Take Channel 4 UK’s format Quizness, which is billed as a ‘comedy game show’. Red flag. Is it a comedy? Or a game show? The channel insisted the prodco deliver both — and, by God, they tried. They really did. But writing questions that are funny, playalong and worth serious cash isn’t easy. Tasking a comedian host to appeal to comedy and quiz fans simultaneously is nigh impossible. You can’t just paper over the cracks with cracks.


And then they had to figure out where to put it. On Channel 4, quizzes are in the afternoons. Comedy is on Friday nights. So where do you put Quizness? In the end they put it on Friday night, where quizzers couldn’t find it and comedy lovers didn’t think it was funny enough.

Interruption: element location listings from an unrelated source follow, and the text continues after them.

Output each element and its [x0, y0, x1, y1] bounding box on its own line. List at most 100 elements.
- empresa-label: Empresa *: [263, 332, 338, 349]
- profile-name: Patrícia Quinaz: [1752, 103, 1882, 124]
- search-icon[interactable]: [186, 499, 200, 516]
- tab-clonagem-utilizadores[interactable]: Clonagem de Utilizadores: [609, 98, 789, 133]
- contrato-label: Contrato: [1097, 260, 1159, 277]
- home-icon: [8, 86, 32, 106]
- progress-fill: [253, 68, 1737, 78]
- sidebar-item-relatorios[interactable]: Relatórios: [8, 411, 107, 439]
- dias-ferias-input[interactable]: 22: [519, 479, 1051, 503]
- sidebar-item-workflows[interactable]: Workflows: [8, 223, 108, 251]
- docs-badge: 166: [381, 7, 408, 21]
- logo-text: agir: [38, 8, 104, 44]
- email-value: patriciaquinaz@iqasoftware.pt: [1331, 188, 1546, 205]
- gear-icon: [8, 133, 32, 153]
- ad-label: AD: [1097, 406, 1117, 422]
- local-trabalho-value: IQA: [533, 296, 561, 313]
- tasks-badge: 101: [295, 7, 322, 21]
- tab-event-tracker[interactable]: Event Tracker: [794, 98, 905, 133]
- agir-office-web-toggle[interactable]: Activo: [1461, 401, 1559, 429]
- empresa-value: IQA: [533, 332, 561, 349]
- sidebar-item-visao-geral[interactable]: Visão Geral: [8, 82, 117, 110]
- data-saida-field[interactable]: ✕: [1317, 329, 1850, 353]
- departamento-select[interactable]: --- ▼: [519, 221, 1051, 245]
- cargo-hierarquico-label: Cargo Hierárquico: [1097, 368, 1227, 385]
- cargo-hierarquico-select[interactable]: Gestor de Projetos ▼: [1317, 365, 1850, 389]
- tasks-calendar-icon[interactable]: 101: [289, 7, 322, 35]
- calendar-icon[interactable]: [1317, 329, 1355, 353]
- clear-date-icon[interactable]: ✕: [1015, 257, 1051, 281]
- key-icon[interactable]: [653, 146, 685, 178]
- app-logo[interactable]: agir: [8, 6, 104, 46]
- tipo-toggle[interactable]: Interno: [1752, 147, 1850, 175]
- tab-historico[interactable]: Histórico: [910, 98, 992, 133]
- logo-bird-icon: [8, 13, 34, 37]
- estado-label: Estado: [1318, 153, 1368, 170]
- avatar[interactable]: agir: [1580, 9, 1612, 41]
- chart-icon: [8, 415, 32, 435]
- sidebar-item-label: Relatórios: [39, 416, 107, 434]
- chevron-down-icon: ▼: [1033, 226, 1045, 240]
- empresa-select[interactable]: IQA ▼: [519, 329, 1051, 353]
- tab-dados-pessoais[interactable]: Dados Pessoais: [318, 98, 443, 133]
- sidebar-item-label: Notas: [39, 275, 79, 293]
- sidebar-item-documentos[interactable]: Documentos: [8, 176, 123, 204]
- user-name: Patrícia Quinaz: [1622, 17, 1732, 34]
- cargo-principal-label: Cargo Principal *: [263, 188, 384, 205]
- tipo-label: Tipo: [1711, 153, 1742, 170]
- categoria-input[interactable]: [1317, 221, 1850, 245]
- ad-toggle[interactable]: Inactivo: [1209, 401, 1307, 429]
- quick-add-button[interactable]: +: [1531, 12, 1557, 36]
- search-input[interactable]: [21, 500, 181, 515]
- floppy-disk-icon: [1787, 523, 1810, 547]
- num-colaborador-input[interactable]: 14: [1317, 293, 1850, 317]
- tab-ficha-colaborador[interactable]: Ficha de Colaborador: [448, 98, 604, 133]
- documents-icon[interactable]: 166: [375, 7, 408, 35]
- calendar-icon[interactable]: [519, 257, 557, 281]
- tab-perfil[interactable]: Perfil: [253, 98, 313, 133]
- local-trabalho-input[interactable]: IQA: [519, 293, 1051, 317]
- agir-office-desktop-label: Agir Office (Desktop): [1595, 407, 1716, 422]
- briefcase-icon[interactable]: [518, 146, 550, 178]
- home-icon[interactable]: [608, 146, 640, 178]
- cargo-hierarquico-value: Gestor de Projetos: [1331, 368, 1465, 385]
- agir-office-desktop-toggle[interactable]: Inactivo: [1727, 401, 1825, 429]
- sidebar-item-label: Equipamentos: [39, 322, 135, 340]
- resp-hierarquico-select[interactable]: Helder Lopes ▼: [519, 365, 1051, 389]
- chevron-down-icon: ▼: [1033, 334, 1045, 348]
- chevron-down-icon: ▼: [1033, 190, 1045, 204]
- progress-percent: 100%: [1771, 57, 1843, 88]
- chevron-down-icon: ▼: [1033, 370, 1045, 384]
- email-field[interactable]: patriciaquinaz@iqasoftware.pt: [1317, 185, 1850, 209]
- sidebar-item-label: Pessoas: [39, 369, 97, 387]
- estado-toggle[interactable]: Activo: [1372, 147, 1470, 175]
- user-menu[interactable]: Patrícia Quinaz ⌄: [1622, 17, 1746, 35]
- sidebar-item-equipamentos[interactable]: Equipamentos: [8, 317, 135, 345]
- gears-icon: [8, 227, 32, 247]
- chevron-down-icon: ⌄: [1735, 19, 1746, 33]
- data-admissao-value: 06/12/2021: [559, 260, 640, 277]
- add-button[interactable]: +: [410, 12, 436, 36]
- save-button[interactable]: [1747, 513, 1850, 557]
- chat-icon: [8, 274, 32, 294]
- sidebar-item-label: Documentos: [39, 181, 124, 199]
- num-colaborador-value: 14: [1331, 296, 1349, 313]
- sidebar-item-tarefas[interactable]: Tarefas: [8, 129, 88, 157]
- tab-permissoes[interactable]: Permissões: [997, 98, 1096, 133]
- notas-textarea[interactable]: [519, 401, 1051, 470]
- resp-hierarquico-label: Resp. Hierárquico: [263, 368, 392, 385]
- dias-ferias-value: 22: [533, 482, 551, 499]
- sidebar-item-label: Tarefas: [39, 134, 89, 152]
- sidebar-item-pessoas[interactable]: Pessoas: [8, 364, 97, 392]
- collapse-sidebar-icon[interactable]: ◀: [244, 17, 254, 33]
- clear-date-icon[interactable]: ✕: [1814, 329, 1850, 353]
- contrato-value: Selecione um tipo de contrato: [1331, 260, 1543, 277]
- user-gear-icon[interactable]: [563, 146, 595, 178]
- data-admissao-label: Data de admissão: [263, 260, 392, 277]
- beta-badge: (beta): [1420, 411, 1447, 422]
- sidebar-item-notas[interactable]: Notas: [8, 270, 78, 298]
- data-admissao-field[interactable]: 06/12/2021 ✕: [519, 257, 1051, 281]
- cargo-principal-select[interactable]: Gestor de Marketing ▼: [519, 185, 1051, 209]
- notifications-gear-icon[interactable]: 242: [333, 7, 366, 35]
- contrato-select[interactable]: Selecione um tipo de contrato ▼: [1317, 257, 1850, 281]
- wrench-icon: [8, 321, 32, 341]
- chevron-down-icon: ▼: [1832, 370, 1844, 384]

The underlying problem is narrative.


Comedy and quizzes tell stories in different ways. A knock-knock joke and a multiple-choice question may both get a laugh if well crafted. But the way each narrative unfolds to deliver a punchline is not the same. This is where hybrids go wrong, because while the mashed-up idea grabs attention, the competing narratives can rarely be blended, either in production or in post.


I once worked on a format for pay-TV channel HGTV, which is dedicated to home improvement and real estate. However, HGTV had noted the success of a show called Till Debt Us Do Part and wanted to replicate its heart-ache-and-resolution narrative for their make-over-loving viewers. Now, get-out-of-debt formats don’t traditionally involve renovation and any real estate featured is generally being repossessed. Still, they tasked the prodco to stitch them together. The result would have made Dr Frankenstein proud.


I won’t go into detail. I will only say that, in most episodes, having forced the hapless couple to accept they were in an eye-watering level of debt, the solution offered by the ‘expert’ was to make over their kitchen. At their own expense.


In conclusion: don’t be tempted by hybrids. Yes, I know the concepts are grabby and, of course, ,there are a few noisy exceptions to the rule. But for the most part, producers can’t actually make them, viewers don’t understand them, advertisers can’t predict who will watch them, and broadcasters don’t know where to put them.


Right. I’m off to heat up a jellybean-con-carne.